Developing nations to test new $150 laptops
BOSTON – From Brazil to Pakistan, some of the world’s poorest children will peer across the digital divide this month — reading electronic books, shooting digital video, creating music and chatting with classmates online.
Founded by Massachusetts Institute of Technology academics, the non-profit “One Laptop per Child” project will roll out nearly 2,500 of its $150-laptops to eight nations in February.
The experiment is a prelude to mass production of the kid-friendly, lime-green-and-white laptops scheduled to begin in July, when five million will be built.
Its technological triumphs include a hand crank to charge its battery, a keyboard that switches between languages, a digital video camera, wireless connectivity and Linux open-source operating software tailored for remote regions.

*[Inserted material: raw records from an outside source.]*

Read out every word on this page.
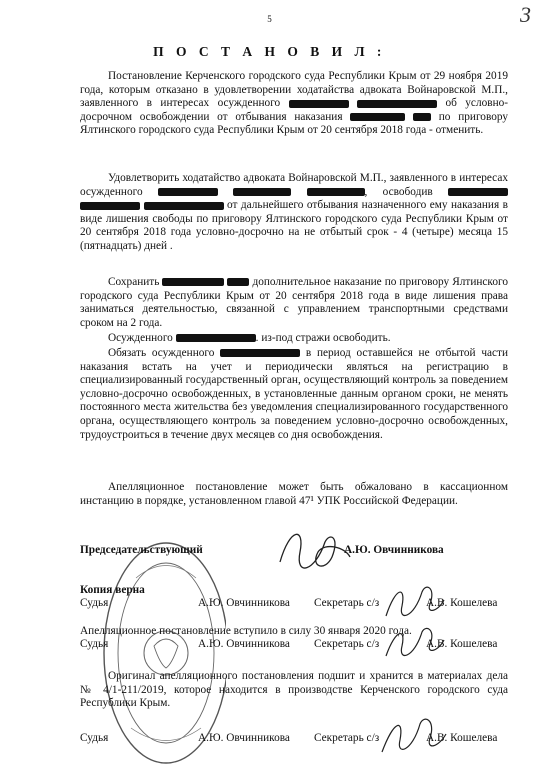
5	3
П О С Т А Н О В И Л :

Постановление Керченского городского суда Республики Крым от 29 ноября 2019 года, которым отказано в удовлетворении ходатайства адвоката Войнаровской М.П., заявленного в интересах осужденного	об условно-досрочном освобождении от отбывания наказания	по приговору Ялтинского городского суда Республики Крым от 20 сентября 2018 года - отменить.

Удовлетворить ходатайство адвоката Войнаровской М.П., заявленного в интересах осужденного	, освободив    от дальнейшего отбывания назначенного ему наказания в виде лишения свободы по приговору Ялтинского городского суда Республики Крым от 20 сентября 2018 года условно-досрочно на не отбытый срок - 4 (четыре) месяца 15 (пятнадцать) дней .

Сохранить	дополнительное наказание по приговору Ялтинского городского суда Республики Крым от 20 сентября 2018 года в виде лишения права заниматься деятельностью, связанной с управлением транспортными средствами сроком на 2 года.

Осужденного	. из-под стражи освободить.

Обязать осужденного	в период оставшейся не отбытой части наказания встать на учет и периодически являться на регистрацию в специализированный государственный орган, осуществляющий контроль за поведением условно-досрочно освобожденных, в установленные данным органом сроки, не менять постоянного места жительства без уведомления специализированного государственного органа, осуществляющего контроль за поведением условно-досрочно освобожденных, трудоустроиться в течение двух месяцев со дня освобождения.

Апелляционное постановление может быть обжаловано в кассационном инстанцию в порядке, установленном главой 47¹ УПК Российской Федерации.

Председательствующий	А.Ю. Овчинникова
Копия верна
Судья	А.Ю. Овчинникова Секретарь с/з	А.В. Кошелева
Апелляционное постановление вступило в силу 30 января 2020 года.
Судья	А.Ю. Овчинникова Секретарь с/з	А.В. Кошелева

Оригинал апелляционного постановления подшит и хранится в материалах дела № 4/1-211/2019, которое находится в производстве Керченского городского суда Республики Крым.

Судья	А.Ю. Овчинникова Секретарь с/з	А.В. Кошелева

The project’s operators say the price should fall to $100 apiece next year, when they hope to produce 50 million of the so-called “XO” machines, before dipping below $100 by 2010 when they aim to reach 150 million of the world’s poorest children.

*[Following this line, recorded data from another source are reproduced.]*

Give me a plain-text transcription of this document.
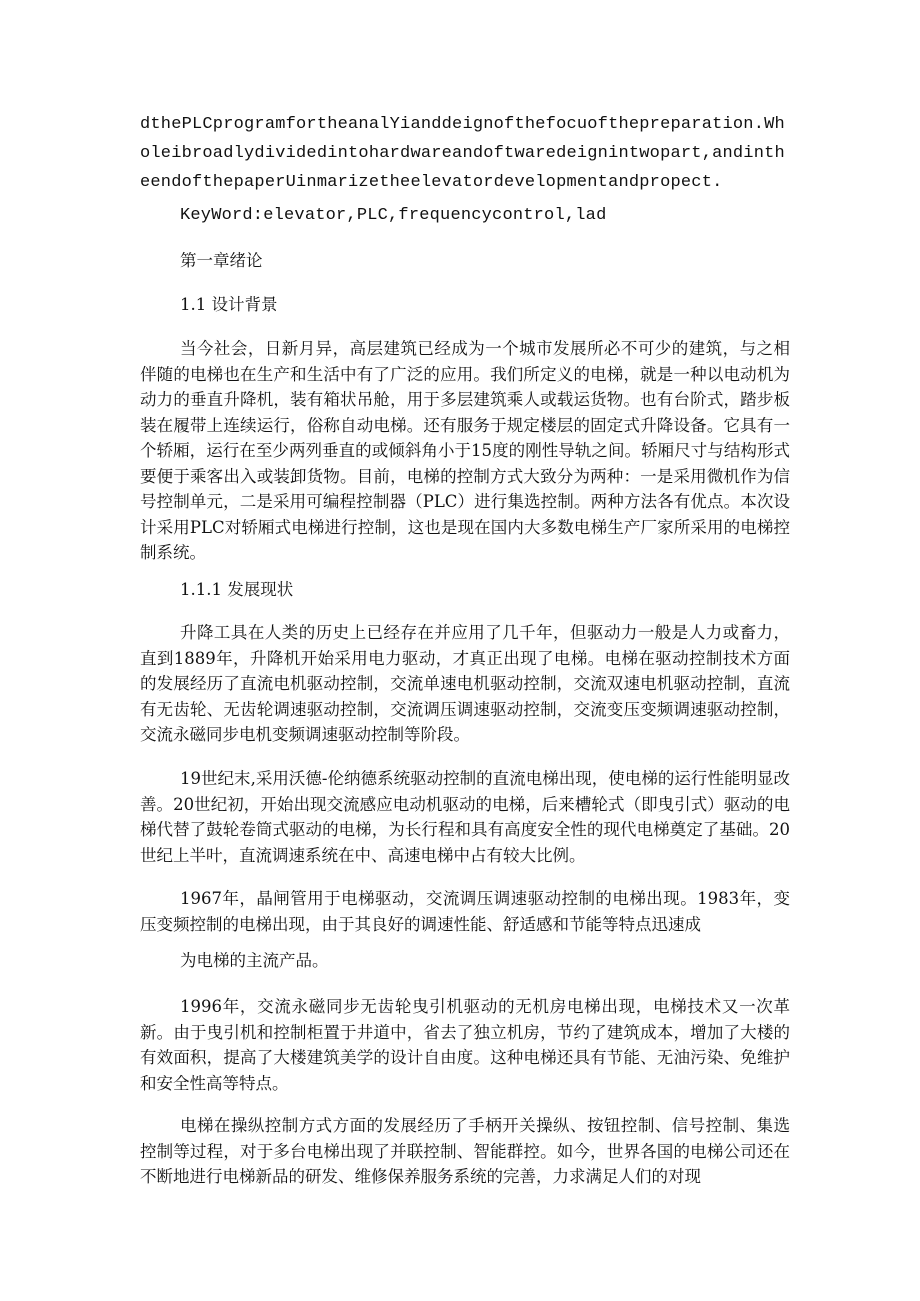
dthePLCprogramfortheanalYianddeignofthefocuofthepreparation.Wholeibroadlydividedintohardwareandoftwaredeignintwopart,andintheendofthepaperUinmarizetheelevatordevelopmentandpropect.

KeyWord:elevator,PLC,frequencycontrol,lad

第一章绪论

1.1 设计背景

当今社会，日新月异，高层建筑已经成为一个城市发展所必不可少的建筑，与之相伴随的电梯也在生产和生活中有了广泛的应用。我们所定义的电梯，就是一种以电动机为动力的垂直升降机，装有箱状吊舱，用于多层建筑乘人或载运货物。也有台阶式，踏步板装在履带上连续运行，俗称自动电梯。还有服务于规定楼层的固定式升降设备。它具有一个轿厢，运行在至少两列垂直的或倾斜角小于15度的刚性导轨之间。轿厢尺寸与结构形式要便于乘客出入或装卸货物。目前，电梯的控制方式大致分为两种：一是采用微机作为信号控制单元，二是采用可编程控制器（PLC）进行集选控制。两种方法各有优点。本次设计采用PLC对轿厢式电梯进行控制，这也是现在国内大多数电梯生产厂家所采用的电梯控制系统。

1.1.1 发展现状

升降工具在人类的历史上已经存在并应用了几千年，但驱动力一般是人力或畜力，直到1889年，升降机开始采用电力驱动，才真正出现了电梯。电梯在驱动控制技术方面的发展经历了直流电机驱动控制，交流单速电机驱动控制，交流双速电机驱动控制，直流有无齿轮、无齿轮调速驱动控制，交流调压调速驱动控制，交流变压变频调速驱动控制，交流永磁同步电机变频调速驱动控制等阶段。

19世纪末,采用沃德-伦纳德系统驱动控制的直流电梯出现，使电梯的运行性能明显改善。20世纪初，开始出现交流感应电动机驱动的电梯，后来槽轮式（即曳引式）驱动的电梯代替了鼓轮卷筒式驱动的电梯，为长行程和具有高度安全性的现代电梯奠定了基础。20世纪上半叶，直流调速系统在中、高速电梯中占有较大比例。

1967年，晶闸管用于电梯驱动，交流调压调速驱动控制的电梯出现。1983年，变压变频控制的电梯出现，由于其良好的调速性能、舒适感和节能等特点迅速成

为电梯的主流产品。

1996年，交流永磁同步无齿轮曳引机驱动的无机房电梯出现，电梯技术又一次革新。由于曳引机和控制柜置于井道中，省去了独立机房，节约了建筑成本，增加了大楼的有效面积，提高了大楼建筑美学的设计自由度。这种电梯还具有节能、无油污染、免维护和安全性高等特点。

电梯在操纵控制方式方面的发展经历了手柄开关操纵、按钮控制、信号控制、集选控制等过程，对于多台电梯出现了并联控制、智能群控。如今，世界各国的电梯公司还在不断地进行电梯新品的研发、维修保养服务系统的完善，力求满足人们的对现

“We’re pledging to always drive the price down,” Walter Bender, the group’s president of software and content, told Reuters. “Rather than continuing to add features to keep the price inflated, we’re keeping the feature set stable and driving the price down.”

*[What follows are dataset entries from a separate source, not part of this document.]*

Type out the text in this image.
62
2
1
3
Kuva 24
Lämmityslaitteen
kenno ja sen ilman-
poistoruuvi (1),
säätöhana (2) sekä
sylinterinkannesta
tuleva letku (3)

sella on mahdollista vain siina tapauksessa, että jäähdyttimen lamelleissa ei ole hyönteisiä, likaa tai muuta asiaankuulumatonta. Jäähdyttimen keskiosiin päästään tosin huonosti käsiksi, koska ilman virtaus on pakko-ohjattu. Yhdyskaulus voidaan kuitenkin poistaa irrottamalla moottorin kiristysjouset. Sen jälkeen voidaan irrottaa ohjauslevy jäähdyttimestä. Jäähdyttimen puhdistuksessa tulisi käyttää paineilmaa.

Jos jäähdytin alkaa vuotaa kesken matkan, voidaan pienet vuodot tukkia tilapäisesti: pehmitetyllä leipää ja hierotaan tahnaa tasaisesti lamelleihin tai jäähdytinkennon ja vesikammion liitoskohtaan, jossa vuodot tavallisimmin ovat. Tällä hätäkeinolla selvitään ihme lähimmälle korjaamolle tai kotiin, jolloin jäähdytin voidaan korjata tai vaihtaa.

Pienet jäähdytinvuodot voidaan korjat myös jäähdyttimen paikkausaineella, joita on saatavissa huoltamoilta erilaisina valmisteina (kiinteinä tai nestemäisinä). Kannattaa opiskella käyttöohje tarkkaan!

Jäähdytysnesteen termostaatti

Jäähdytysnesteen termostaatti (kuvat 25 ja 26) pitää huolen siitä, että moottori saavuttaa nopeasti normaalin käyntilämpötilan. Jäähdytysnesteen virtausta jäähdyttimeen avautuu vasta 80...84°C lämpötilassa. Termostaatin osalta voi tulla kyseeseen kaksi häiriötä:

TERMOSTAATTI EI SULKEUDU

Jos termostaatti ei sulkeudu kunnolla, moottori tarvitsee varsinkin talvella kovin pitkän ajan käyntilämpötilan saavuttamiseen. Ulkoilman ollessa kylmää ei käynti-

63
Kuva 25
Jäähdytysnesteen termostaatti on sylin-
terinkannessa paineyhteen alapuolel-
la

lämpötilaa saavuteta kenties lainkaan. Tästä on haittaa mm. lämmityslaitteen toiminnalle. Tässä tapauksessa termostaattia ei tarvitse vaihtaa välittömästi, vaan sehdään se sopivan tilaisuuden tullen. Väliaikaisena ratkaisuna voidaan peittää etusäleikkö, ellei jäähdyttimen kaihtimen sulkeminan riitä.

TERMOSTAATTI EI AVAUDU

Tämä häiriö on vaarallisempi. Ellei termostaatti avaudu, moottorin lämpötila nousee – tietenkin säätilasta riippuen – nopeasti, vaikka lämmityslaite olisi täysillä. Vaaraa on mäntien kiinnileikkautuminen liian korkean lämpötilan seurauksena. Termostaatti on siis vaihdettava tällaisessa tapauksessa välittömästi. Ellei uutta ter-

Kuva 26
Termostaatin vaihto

A string pully, which Bender likens to a “salad spinner,” is replacing the handcrank. A minute of pulling generates 10 minutes of electricity. The display switches from color to black and white for viewing in direct sunlight — a feature unavailable in laptops 10 times more expensive.
State educators in Brazil, Uruguay, Libya, Rwanda, Pakistan, Thailand and possibly Ethiopia and the West Bank will receive the first of the machines in February’s pilot before a wider rollout to Indonesia and a handful of other countries.